Wednesday, April 4, 2012

Day Two: Jittery Joe's Infinity

If someone were to write a love sonnet about Athens there would be a line in it about coffee roasting and orange straws. In an era of Starbucks (and I gotta be honest, I drink Starbucks too), for a town to have a local coffee franchise that is just as recognizable and just as good... Props. I have spent immeasurable amounts of time at the Five Points and Baxter locations. Parts of my dissertation owe a debt to kind baristas and iced lattes. This week I'm spending time on the patio enjoying the sunshine and reading in rotation: an hour with work, then an hour of pleasure reading. It's a little splurge I take right now unabashedly.

xo

Day One: Transmet and Annoying Sorority Girls


When I was a fresh-faced first-year graduate student a thousand years ago, my cohort ate at Transmetropolitan (Transmet to the cool kids) about two days a week.  Being poorer than dirt, we had quickly discovered that slices of amazing pizza and glasses of PBR could be acquired here for a handful of dollars.  Transmet is one of those college town-ish places that is simultaneously affordable and higher-end, a hang-out and a place you could take a date.  The existence of places like this makes me always want to live in college towns.  

One of my grad school colleagues once took some gossip-like flack for hosting her 10-year-old son's birthday bash on the top floor of Transmet, footsteps from the bar.  I was less worried.  The little guy was so mature that he actually preferred to be around adults.  A kid after my own heart.  I thought the choice was more a testament to how enmeshed this meeting place had become in our group of friends.  It was the site--at least for me--of tipsy evenings and football afternoons, business lunches and beer lunches, moving conversations and conversations I wish had never happened.  When you love a place that much, you end up having to step away from it after awhile.

I convinced myself that I was sick of the food, but that's pretty much impossible.  After a couple of years on hiatus, I returned in recent months to watch football and basketball with friends who kept me sane in the dissertation completion period (during which some days I wanted to puncture things with a nailgun). When I decided to write photo essays about my favorite Athens places, I knew this had to be first on the list.  I returned yesterday for a solo lunch on the patio and immediately remembered that they have stellar paninis I should be eating more of.

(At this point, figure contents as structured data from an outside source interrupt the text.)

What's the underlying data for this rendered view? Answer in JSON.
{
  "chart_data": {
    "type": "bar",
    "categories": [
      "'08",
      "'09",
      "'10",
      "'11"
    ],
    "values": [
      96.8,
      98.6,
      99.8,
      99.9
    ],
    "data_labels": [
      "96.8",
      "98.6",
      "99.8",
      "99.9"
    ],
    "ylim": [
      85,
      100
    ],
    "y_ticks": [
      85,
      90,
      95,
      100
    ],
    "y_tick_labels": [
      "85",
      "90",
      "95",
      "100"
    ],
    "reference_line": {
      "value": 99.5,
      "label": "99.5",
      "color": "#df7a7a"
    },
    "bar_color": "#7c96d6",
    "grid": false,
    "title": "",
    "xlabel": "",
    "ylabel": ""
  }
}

The problem with Transmet is that's across the street from the string of what I like to call "sorori-boutiques."  On Clayton Street, you will most likely always see at least a few young sorority ladies shopping around with their monied, jobless moms.  Yesterday I encountered about a hundred.  I saw a coral blazer I wanted so badly, but three minutes of witnessing vomit-inducing whining and I had to jump ship.  See, there are some parts of Athens that kind of suck.  Honestly, sometimes I wish it was possible to have a college town with no college students.  Har har.

xo

Tuesday, April 3, 2012

Athens in nutshells

So it looks like I will at the very least be spending the summer away from Athens. Don't worry, this is a very good thing for me personally. And while I may be back here in the fall to teach in the UGA history department (which would make me feel all fancy), it is just as likely that another job will show its face in another place. So I have decided to take the next month or so (graduation is mid May) and compose some photo essays about my favorite Athena spots. I love this town, and there is so much magic in it every day. Anyway, keep close watch here because the blog is about to go all "Athens in 30 Days" style ;)

Sunday, April 1, 2012

Summer's early sway

The only way to host a dinner party in Georgia this time of year is to host it outside. Reading has moved outside as well. Athens hosted a foodcart festival this weekend--grand idea, not so wonderfully executed because all the food was from Atlanta. I have heard that some strange food service laws in the state prevent the food truck culture from picking up here. In other news, eating on a patio at a regular cafe is miraculously similar to eating out of a truck. Maybe better?

Athens comes alive when the warm weather takes over, and seriously I am thankful for good friends and lots to do during this slightly tense month of my life. More to come.